Environmental groups along the North Coast are celebrating a mandate letter issued to the federal transport minister last week.
Among the directives, the document makes good on Prime Minister Justin Trudeau’s promise to enact a moratorium on all oil tanker traffic off B.C.’s north coast.
“Over the course of our four-year mandate, I expect us to deliver on all of our commitments,” Mr. Trudeau wrote. “It is our collective responsibility to ensure that we fulfill our promises.”
The letter then specifically directs the minister to formalize a moratorium on crude oil tanker traffic on B.C.’s North Coast, working in collaboration with the Minister of Fisheries, Oceans and the Canadian Coast Guard, the Minister of Natural Resources and the Minister of Environment and Climate Change to develop an approach.
The Sierra Club called this mandate the final blow to the Enbridge Northern Gateway Pipeline.
In a press release from a broad coalition of northerners, environmental groups and First Nations applauded Mr. Trudeau, saying his decision is the best way to permanently protect northern ecosystem and the economy from the risk of oil spills
“A legislated oil tanker ban will send a strong message of positive change to all British Columbians, while rebuilding the trust that has been lost over almost a decade in the battle over Northern Gateway,” Caitlyn Vernon, campaigns director at Sierra Club BC said. “We want Prime Minister Trudeau to know he has tremendous support for this promise to legally protect B.C.’s north coast from oil tankers.”
The mandate came just days after the Council of Haida Nations (CHN) issued a public statement urging the Prime Minister to formalize the moratorium. The CHN is also calling for a ban on all exports of fossil field through Haida territorial waters.

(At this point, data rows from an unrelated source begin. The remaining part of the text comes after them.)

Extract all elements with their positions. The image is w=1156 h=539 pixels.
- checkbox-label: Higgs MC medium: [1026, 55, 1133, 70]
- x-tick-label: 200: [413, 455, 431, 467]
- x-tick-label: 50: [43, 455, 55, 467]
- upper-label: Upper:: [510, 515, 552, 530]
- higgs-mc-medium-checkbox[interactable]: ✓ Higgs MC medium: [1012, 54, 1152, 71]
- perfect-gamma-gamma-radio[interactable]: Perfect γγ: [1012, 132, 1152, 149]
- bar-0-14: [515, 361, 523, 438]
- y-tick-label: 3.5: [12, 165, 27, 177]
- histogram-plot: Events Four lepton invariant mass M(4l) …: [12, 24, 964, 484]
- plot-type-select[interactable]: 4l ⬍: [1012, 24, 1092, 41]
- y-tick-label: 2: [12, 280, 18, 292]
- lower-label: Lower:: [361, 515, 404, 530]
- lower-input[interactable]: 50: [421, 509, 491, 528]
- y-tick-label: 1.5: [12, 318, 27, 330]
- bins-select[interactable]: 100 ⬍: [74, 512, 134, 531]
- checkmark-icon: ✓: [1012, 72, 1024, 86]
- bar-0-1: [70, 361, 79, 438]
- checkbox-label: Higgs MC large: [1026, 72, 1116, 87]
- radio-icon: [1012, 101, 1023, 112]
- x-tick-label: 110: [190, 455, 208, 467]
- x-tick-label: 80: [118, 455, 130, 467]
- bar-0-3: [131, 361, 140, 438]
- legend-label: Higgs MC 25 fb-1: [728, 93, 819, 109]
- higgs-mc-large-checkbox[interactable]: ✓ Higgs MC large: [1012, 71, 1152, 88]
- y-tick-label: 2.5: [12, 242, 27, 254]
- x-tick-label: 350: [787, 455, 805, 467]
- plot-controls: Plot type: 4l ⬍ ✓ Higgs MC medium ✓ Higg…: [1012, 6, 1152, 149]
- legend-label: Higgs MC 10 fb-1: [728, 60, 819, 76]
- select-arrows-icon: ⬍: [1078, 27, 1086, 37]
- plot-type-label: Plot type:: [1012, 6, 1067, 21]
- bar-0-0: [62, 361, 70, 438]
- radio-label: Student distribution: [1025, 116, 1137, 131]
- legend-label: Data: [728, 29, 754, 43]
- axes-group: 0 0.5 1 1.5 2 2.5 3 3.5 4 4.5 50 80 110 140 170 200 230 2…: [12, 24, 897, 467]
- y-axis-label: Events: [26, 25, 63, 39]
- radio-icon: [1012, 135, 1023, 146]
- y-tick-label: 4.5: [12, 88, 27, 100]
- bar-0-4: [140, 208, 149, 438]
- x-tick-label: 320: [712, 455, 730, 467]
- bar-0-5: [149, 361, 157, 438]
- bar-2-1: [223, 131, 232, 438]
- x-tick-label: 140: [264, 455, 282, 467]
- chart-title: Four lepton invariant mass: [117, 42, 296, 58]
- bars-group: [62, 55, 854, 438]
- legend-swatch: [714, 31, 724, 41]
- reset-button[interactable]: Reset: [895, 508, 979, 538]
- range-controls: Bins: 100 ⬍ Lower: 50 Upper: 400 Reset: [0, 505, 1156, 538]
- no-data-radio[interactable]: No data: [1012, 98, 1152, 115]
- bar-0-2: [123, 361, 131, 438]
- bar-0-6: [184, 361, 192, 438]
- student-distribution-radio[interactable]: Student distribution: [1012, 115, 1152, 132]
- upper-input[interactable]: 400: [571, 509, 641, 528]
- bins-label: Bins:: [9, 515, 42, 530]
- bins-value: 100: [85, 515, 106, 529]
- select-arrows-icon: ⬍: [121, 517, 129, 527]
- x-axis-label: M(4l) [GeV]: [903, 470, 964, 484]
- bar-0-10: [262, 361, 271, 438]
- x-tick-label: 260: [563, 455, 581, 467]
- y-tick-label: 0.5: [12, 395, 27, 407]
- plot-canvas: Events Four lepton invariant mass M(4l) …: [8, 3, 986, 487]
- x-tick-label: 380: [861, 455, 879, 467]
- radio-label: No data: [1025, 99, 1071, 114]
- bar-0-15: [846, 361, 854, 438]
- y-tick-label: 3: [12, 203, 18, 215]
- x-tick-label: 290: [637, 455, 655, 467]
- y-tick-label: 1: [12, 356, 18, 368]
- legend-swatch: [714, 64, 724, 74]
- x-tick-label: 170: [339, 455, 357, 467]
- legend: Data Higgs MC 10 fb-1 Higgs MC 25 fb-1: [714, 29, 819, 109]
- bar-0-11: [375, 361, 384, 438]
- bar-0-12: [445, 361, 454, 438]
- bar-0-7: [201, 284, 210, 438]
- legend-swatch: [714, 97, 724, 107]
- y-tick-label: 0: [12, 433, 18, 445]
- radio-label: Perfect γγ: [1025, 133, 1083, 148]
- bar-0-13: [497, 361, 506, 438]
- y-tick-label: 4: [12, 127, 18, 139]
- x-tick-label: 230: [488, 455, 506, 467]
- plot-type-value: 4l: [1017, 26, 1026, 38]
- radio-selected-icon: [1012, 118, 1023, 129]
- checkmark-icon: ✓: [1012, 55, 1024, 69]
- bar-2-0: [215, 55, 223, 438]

A motion passed in the House of Assembly singled out the province’s LNG agenda on the North Coast and the lack of adequate provincial or federal emergency response systems.
The CHN is keeping the door open with legislators to work together to develop such a system for foundering ships.
“Should there be an accident our environment and way of life will experience significant damage,” CHN President Peter Lantin said in a press release. “Our goal is to establish a world-class, leading-edge, regional shipping management plan. In achieving this, reconciliation between the Crown and First Nations will also be advanced.”
As the Trudeau government begins the process of formalizing the moratorium on oil tankers, much of the ground work has already been laid according to Gavin Smith, a staff lawyer with West Coast Environmental Law Association.
“The new government has supported several versions of a tanker ban bill which would have amended the Canada Shipping Act, 2001 to prohibit the operation of oil tankers in Hecate Strait, Queen Charlotte Sound and Dixon Entrance.
“While those previous bills did not pass, the necessary legal avenues clearly exist to swiftly legislate an oil tanker ban when Parliament reopens, bringing binding legal protection to this area.”